We also developed a managerial framework for managers to apply the multiple AI intelligences view to their business. This paper is conditionally accepted by the “Rise of the Machines” special issue of JSR. This framework proposes that mechanical AI can standardize service for cost leadership, thinking AI can personalize service for quality leadership, and feeling AI can relationalize for relationship leadership.
Putting all these together, my research program (with my co-author, Roland Rust) develops from scratch a multiple AI intelligences view, addresses their service implications both in human labor replacement and collaboration, at the micro-task level and the macro-economy level, and summarizes it in a managerial framework that service managers can draw upon for actionable service strategy.
The research program is not pre-planned, but plays out naturally (one idea leads to another) and nicely. We have more to come, including a comprehensive book on the Feeling Economy to be published in 2020 that summarizes and extends our thinking (especially those radical ideas that journal editors find difficult to accept) and several ongoing projects that will mature and test our theory in a broader scope.

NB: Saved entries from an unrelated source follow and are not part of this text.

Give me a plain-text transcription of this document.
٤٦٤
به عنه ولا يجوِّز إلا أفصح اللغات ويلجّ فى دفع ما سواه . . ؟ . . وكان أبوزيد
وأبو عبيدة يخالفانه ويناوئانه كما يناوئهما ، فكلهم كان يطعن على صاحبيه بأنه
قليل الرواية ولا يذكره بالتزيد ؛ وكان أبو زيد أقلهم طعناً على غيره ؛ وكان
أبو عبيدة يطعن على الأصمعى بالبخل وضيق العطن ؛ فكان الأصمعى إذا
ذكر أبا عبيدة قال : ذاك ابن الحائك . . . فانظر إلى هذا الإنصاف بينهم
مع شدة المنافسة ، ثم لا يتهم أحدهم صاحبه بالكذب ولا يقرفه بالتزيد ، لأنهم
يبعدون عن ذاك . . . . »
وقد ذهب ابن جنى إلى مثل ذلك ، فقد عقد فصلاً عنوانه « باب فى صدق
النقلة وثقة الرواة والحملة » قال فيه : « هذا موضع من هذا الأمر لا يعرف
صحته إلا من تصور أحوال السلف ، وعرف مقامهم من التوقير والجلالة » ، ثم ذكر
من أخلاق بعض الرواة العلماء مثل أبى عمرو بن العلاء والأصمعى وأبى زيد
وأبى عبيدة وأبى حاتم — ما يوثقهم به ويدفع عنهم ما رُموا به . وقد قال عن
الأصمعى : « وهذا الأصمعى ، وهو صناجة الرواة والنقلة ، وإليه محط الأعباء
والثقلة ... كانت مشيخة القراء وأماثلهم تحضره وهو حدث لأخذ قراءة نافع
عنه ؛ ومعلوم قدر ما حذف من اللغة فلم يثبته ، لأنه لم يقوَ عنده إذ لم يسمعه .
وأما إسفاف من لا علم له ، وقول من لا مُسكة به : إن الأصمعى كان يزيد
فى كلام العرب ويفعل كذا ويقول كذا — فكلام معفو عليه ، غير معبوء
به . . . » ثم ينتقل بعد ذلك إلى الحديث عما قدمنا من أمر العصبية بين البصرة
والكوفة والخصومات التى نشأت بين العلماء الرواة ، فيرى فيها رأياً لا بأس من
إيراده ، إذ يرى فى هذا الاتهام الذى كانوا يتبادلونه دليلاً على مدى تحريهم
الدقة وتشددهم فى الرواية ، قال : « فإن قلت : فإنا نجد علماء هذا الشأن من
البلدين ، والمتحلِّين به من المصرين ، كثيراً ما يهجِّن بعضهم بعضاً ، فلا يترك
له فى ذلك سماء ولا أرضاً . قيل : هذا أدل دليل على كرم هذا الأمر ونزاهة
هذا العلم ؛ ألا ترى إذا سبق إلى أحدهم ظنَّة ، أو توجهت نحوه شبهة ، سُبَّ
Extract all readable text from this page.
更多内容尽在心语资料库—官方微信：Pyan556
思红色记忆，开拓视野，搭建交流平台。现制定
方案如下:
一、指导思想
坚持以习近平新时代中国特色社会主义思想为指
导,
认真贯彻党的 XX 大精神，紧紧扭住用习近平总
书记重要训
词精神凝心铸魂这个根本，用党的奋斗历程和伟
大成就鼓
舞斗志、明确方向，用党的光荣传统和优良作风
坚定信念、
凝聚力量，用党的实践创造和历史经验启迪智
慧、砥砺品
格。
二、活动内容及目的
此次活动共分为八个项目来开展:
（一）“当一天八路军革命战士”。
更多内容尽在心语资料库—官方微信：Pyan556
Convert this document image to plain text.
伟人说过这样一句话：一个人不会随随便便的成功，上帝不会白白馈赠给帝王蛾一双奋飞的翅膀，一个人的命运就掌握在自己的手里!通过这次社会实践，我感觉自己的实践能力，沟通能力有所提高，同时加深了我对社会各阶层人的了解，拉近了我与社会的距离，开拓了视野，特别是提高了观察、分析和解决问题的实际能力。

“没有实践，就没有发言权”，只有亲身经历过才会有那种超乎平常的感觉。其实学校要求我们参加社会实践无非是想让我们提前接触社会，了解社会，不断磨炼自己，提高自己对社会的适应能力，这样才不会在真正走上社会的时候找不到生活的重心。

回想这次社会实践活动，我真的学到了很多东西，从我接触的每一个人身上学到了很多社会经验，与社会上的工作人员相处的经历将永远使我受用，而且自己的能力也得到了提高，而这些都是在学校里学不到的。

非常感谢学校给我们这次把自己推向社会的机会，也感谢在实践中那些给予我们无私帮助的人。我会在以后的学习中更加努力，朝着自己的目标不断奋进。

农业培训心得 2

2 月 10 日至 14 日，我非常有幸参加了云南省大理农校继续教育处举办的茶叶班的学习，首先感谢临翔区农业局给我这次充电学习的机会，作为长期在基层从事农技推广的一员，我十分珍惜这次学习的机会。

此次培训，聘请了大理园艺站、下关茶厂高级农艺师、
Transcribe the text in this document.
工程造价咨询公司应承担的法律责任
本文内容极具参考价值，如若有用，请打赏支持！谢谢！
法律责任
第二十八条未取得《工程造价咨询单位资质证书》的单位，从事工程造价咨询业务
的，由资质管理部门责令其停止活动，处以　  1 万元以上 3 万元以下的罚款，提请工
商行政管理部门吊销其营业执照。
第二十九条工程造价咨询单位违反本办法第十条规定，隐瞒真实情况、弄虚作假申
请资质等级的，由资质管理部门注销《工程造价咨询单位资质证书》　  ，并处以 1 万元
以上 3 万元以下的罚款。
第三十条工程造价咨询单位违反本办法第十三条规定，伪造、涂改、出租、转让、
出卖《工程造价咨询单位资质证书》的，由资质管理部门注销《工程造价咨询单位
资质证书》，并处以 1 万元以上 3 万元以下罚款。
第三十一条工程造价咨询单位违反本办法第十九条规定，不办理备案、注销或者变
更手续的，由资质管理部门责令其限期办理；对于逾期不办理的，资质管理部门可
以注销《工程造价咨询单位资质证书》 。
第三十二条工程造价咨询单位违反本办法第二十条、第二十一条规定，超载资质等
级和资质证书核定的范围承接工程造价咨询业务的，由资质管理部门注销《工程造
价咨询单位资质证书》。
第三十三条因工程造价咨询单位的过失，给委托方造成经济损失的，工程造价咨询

In reflection, the research program on AI and service shows that being multidisciplinary has paid off. Important research questions and solutions do not have a disciplinary boundary. In this research stream, I recognized the importance of feeling AI due to my IS background, and realized that such AI could be good for communication and interaction-rich service encounters, based on my service background. I encourage more people to accept and utilize their multidisciplinary backgrounds when conducting service research.

Ming-Hui Huang, PhD
Distinguished Professor
National Taiwan University
References
• Rafaeli, Anat, Daniel Altman, Dwayne D. Gremler, Ming-Hui Huang, Dhruv Grewal, Bala Iyer, A. Parasuraman, and Ko de Ruyter (2017), “The Future of Frontline Research: Invited Commentaries,” Journal of Service Research, 20(1), 91-99.
• Huang, Ming-Hui and Roland T. Rust (2018), “Artificial Intelligence in Service,” Journal of Service Research, 21(2), 155-172.
• Huang, Ming-Hui, Roland T. Rust, and Vojislav Maksimovic (2019), “The Feeling Economy: Managing in the Next Generation of AI,” California Management Review, 64(4), 43-65.
• Huang, Ming-Hui and Roland T. Rust, “Engaged to a Robot? The Role of AI in Service,” Journal of Service Research, conditionally accepted.
• Rust, T. Roland and Ming-Hui Huang (2020), The Feeling Economy: How Artificial Intelligence Is Creating the Era of Emotion, Empathy, and Women, Palgrave-Macmillan, in writing.